2) The Web Transformation: The web transformation in areas of communication and information mining including document analysis and understanding, webpage analysis, information search and retrieval, trend analysis and tracking, and Services-over IP,
3) Emergence of a New Era: Technical challenges and lucrative business opportunities that are being created by the web revolution. The emergence of new applications and services for multimodal and multimedia information mining, web-based interactive virtual agents, and surveillance and intelligence gathering from blogs and web multimedia contents.
PM 1: A survey of robust speech recognition techniques
Jasha Droppo (Microsoft)
The course consists of three complementary sections: an analysis of the problem, an overview of simple solutions, and a study of active research areas.
The first part of the tutorial is dedicated to analyzing the types of noises characteristic of deployed systems, and how they affect the acoustic features.

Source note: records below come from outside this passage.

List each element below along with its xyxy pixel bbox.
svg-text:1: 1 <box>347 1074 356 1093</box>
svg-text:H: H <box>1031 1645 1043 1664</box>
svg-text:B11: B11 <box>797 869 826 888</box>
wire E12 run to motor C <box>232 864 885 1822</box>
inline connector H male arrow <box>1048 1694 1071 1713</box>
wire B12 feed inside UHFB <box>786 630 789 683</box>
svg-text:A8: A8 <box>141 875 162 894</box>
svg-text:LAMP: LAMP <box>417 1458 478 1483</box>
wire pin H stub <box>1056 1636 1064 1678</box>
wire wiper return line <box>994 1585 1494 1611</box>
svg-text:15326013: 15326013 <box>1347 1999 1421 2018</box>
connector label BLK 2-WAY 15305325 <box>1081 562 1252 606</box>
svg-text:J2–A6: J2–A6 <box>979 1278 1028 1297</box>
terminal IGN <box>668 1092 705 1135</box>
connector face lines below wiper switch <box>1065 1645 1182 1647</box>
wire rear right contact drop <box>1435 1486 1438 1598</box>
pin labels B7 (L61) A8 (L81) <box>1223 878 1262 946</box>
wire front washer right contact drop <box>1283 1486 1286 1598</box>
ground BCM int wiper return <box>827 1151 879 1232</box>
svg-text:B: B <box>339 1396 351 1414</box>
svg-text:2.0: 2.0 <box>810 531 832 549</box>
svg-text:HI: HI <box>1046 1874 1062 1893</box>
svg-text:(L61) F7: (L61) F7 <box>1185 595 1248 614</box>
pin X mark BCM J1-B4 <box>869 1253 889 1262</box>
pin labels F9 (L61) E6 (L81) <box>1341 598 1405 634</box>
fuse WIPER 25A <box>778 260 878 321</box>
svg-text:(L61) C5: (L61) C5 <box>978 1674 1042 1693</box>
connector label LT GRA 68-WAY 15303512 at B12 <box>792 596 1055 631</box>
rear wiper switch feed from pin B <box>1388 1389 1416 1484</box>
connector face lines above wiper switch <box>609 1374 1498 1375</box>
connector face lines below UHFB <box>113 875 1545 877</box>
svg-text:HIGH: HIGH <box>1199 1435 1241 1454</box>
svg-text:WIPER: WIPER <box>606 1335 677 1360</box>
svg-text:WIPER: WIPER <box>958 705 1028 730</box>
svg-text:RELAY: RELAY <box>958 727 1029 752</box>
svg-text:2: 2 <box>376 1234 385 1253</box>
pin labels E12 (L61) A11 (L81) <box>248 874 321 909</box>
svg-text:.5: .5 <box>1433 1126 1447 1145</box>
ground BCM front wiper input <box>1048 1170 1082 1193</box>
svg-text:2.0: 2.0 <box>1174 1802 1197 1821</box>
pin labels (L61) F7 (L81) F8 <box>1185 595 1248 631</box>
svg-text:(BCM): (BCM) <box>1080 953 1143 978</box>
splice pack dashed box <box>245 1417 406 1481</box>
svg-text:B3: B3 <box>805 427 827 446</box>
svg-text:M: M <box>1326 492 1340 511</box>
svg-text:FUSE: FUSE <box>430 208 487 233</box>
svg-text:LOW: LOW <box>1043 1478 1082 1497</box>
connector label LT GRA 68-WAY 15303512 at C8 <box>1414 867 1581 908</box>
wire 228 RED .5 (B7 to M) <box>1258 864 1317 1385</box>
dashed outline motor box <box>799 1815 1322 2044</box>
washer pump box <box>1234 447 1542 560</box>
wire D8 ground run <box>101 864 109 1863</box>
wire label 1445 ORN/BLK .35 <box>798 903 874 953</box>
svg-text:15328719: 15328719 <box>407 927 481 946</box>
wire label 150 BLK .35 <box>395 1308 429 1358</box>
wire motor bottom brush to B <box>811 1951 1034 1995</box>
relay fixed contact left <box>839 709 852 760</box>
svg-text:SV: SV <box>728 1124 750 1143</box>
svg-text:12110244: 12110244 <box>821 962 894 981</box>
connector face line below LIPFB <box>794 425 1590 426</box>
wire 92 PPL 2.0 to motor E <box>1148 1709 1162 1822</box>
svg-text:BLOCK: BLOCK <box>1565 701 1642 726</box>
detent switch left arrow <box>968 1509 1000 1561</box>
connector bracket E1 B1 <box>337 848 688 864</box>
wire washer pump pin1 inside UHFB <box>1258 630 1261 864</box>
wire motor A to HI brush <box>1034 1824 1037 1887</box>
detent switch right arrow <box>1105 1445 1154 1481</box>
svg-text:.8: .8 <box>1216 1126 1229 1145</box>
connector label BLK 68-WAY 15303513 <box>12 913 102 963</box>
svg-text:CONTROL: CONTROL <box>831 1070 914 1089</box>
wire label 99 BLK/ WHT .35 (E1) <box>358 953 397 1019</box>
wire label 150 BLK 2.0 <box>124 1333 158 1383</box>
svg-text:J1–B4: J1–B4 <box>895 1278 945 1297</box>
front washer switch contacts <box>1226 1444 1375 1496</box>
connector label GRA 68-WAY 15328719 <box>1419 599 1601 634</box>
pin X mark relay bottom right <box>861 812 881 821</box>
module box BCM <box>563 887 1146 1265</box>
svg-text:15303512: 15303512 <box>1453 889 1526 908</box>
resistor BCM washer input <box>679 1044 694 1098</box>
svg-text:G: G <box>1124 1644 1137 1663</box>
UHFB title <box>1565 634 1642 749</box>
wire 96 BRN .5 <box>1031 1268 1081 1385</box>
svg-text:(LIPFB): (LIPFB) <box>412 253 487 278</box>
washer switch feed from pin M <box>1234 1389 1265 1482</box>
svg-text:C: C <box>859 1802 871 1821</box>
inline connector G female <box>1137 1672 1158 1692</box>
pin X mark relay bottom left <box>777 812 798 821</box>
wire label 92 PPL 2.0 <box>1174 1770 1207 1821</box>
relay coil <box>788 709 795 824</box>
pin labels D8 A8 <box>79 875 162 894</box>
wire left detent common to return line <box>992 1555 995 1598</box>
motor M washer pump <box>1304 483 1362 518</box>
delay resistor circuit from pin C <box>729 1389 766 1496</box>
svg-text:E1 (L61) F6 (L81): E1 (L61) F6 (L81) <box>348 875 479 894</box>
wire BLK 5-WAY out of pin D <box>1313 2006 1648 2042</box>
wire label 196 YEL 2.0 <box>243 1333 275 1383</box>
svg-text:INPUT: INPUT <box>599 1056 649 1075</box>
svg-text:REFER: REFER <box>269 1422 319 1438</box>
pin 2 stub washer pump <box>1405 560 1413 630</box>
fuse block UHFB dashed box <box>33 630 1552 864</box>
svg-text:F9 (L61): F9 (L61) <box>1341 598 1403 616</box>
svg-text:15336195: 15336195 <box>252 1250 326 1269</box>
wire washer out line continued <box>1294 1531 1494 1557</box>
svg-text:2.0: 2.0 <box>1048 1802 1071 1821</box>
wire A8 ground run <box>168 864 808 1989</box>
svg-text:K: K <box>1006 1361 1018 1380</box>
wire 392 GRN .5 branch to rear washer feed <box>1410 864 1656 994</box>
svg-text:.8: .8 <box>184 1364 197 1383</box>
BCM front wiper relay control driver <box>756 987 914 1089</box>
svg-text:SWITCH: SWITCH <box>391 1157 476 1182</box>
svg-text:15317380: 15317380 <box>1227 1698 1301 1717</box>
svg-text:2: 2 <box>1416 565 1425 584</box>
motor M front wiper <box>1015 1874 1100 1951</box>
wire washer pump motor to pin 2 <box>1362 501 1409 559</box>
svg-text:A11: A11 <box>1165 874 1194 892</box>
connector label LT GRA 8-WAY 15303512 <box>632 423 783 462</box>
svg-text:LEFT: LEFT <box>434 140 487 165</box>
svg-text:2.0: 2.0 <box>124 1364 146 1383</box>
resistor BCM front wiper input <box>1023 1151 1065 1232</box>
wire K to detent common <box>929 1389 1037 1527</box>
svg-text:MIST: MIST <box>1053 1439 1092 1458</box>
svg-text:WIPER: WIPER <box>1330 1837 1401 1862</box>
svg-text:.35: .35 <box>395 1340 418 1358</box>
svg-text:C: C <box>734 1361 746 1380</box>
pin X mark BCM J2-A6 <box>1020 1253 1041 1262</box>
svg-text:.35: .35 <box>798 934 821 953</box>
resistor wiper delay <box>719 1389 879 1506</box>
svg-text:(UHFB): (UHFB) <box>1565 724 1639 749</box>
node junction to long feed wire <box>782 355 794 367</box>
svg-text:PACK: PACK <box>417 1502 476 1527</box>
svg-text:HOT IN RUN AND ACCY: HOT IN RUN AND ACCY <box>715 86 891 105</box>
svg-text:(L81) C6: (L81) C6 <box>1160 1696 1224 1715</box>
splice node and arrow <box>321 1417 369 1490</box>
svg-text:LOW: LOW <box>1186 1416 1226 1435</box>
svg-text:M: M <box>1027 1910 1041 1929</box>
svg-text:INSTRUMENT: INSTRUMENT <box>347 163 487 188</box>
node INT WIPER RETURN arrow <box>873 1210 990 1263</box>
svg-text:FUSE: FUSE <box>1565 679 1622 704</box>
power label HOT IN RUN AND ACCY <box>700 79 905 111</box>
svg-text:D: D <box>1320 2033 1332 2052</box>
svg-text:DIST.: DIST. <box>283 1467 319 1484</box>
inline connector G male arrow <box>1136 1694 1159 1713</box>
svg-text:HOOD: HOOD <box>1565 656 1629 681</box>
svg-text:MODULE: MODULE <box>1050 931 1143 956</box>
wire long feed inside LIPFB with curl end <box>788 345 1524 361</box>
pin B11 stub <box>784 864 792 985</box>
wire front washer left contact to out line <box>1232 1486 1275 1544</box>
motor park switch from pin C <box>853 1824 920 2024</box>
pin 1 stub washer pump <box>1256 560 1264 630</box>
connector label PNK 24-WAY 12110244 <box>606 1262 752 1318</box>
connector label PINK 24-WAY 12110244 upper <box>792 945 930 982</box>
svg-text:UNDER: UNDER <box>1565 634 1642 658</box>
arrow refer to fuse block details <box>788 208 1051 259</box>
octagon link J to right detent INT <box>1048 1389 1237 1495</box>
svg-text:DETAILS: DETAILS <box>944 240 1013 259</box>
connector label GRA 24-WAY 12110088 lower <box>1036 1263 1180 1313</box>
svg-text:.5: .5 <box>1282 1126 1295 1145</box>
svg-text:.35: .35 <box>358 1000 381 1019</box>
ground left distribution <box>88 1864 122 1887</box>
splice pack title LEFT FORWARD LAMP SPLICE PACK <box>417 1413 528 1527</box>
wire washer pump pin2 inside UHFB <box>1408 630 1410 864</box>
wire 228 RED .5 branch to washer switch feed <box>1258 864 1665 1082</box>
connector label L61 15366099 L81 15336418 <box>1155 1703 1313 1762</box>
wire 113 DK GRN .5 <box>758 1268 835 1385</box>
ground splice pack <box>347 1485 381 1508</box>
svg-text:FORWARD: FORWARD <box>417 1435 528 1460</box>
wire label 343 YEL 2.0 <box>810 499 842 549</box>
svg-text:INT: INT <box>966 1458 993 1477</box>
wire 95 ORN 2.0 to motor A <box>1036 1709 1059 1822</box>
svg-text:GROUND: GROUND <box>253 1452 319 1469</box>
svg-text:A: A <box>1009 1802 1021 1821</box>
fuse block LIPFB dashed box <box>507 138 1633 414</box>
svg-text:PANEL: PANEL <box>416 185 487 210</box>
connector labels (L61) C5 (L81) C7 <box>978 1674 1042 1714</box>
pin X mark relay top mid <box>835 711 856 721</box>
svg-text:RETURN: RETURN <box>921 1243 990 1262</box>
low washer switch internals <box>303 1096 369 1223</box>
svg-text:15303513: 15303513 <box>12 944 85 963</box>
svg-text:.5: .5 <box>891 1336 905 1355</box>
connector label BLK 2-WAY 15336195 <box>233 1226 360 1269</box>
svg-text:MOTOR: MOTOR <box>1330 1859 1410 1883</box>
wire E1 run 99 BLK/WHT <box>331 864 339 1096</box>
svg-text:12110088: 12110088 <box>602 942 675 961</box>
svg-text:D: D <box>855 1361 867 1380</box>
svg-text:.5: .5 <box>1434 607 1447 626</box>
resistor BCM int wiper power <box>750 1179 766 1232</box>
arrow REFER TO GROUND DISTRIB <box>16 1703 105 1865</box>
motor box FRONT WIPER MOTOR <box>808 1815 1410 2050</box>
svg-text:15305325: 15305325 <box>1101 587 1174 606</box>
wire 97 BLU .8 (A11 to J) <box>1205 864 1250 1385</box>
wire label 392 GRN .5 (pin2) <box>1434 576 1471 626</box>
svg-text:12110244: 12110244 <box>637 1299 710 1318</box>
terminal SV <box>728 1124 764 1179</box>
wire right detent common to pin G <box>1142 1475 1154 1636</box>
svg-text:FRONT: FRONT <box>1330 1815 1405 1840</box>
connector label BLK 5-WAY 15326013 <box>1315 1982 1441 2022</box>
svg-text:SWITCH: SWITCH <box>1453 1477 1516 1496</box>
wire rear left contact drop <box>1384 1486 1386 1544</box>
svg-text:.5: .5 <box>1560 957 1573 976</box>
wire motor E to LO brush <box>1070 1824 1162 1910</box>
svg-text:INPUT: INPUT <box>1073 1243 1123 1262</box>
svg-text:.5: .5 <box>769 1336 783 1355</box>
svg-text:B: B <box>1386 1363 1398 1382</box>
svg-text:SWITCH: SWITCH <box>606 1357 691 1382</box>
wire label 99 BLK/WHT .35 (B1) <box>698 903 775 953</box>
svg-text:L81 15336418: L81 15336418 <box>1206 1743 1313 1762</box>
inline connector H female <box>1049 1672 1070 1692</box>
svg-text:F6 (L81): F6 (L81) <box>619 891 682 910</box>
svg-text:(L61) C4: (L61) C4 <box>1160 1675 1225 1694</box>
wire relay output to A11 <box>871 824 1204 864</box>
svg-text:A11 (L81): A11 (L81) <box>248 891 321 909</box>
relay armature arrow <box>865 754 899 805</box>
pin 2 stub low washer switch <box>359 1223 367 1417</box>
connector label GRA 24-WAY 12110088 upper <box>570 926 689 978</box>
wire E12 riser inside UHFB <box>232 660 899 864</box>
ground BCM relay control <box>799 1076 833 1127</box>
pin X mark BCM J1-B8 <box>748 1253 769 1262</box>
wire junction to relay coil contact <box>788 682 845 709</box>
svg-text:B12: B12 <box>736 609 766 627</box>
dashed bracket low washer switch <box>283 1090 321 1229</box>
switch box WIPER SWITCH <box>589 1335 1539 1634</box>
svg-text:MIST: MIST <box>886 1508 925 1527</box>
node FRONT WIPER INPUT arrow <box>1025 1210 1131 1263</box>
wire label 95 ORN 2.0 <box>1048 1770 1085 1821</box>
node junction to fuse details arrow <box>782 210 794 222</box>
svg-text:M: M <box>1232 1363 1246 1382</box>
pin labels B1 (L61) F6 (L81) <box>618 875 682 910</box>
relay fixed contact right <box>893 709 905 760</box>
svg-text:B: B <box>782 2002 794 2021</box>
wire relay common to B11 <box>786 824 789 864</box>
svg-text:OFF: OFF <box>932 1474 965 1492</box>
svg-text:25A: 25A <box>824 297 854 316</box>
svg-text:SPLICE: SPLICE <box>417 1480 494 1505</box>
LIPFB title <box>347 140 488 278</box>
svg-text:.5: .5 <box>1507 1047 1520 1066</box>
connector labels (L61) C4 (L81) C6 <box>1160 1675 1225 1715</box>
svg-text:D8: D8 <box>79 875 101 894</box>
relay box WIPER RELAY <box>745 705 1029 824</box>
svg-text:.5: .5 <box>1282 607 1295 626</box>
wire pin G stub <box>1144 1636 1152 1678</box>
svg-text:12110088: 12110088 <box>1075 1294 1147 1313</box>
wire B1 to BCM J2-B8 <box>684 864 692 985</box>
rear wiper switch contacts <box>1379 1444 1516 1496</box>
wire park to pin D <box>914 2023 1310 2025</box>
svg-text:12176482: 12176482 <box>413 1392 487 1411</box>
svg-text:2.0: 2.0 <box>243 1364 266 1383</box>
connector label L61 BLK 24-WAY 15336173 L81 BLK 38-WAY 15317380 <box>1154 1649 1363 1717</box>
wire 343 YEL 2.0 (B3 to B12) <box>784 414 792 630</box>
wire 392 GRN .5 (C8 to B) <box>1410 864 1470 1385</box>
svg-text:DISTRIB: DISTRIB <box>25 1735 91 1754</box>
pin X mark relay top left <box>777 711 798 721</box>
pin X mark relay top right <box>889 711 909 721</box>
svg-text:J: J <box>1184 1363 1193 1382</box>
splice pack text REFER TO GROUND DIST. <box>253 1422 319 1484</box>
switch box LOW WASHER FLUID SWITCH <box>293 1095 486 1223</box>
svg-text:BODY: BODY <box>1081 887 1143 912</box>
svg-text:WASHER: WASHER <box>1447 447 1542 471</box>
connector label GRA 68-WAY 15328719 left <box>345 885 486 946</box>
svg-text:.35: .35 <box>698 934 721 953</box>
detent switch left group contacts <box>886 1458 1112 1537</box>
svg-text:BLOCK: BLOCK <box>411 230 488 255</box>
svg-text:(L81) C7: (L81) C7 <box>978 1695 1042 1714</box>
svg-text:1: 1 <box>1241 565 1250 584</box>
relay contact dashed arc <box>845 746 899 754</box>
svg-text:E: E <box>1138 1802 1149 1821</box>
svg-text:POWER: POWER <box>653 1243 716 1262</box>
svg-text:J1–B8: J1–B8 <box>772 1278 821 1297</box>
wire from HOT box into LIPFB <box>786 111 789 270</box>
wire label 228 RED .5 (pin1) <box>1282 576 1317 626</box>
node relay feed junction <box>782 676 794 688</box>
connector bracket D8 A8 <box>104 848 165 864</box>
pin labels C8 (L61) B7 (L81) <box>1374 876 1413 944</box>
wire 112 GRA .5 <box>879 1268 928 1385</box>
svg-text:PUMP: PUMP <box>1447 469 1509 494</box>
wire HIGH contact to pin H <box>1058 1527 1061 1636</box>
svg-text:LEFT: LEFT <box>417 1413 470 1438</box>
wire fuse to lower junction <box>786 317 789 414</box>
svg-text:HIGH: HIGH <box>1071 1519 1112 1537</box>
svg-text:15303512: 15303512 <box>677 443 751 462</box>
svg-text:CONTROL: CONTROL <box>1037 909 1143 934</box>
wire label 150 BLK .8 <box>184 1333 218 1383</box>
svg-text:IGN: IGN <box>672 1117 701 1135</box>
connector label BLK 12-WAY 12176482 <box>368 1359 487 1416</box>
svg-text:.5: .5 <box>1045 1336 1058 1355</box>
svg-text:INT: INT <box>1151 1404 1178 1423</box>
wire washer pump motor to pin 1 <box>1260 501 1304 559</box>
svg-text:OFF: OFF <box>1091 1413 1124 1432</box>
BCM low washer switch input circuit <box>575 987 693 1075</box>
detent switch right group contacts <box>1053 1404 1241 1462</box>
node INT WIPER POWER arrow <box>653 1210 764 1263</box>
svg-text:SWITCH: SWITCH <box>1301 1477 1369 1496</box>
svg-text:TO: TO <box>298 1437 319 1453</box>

The second part of the tutorial presents some simple, well-proven techniques that achieve noise robustness. These techniques are suitable for either deployed systems or strong noise-robust research baselines.
The final, and longest, part of the tutorial covers the details and relationships among recent work in the field, including auditory scene analysis and data-driven probabilistic approaches, feature-based and model-based techniques, feature enhancement and feature normalization, and maximum likelihood and discriminative training criteria.
PM 2: Nonspectral Features for Speech Processing
B. Yegnanarayana (IIT Madras)
For most speech applications, the speech information is captured through short-time (10-30ms) spectral features.
But the speech signal contains significant information in various other components, such as the phase of the short-time Fourier transform, the subsegmental (1-3ms) features, and the suprasegmental features.
Several linear and nonlinear methods will be discussed to extract the information present in these components.
The importance of these nonspectral features will be demonstrated in applications such as speaker verification, speech enhancement, speech synthesis, speech recognition, and language identification.
PM 3: Music Information Retrieval
Thomas Kemp and Jana Eggink (Sony Germany)
In this tutorial, we will give a comprehensive overview over the research areas in MIR, explain the fundamental algorithms that have been successfully employed, and point you to the relevant authors and publications.
Topics that will be covered by the tutorial range from early Query by Humming systems over Music similarity computation, Music Mood Detection and genre recognition to Music Identification (fingerprinting).
Different aspects of music transcription will be covered, including beat tracking, instrument identification and melody extraction. The technology behind automatic generation of individualized play lists and of personalized recommendations for music will be explained.
One additional focus point of the tutorial will be music identification. Systems such as mobile phone music identification services will be explained in detail, and compared to well-known services as CD identification.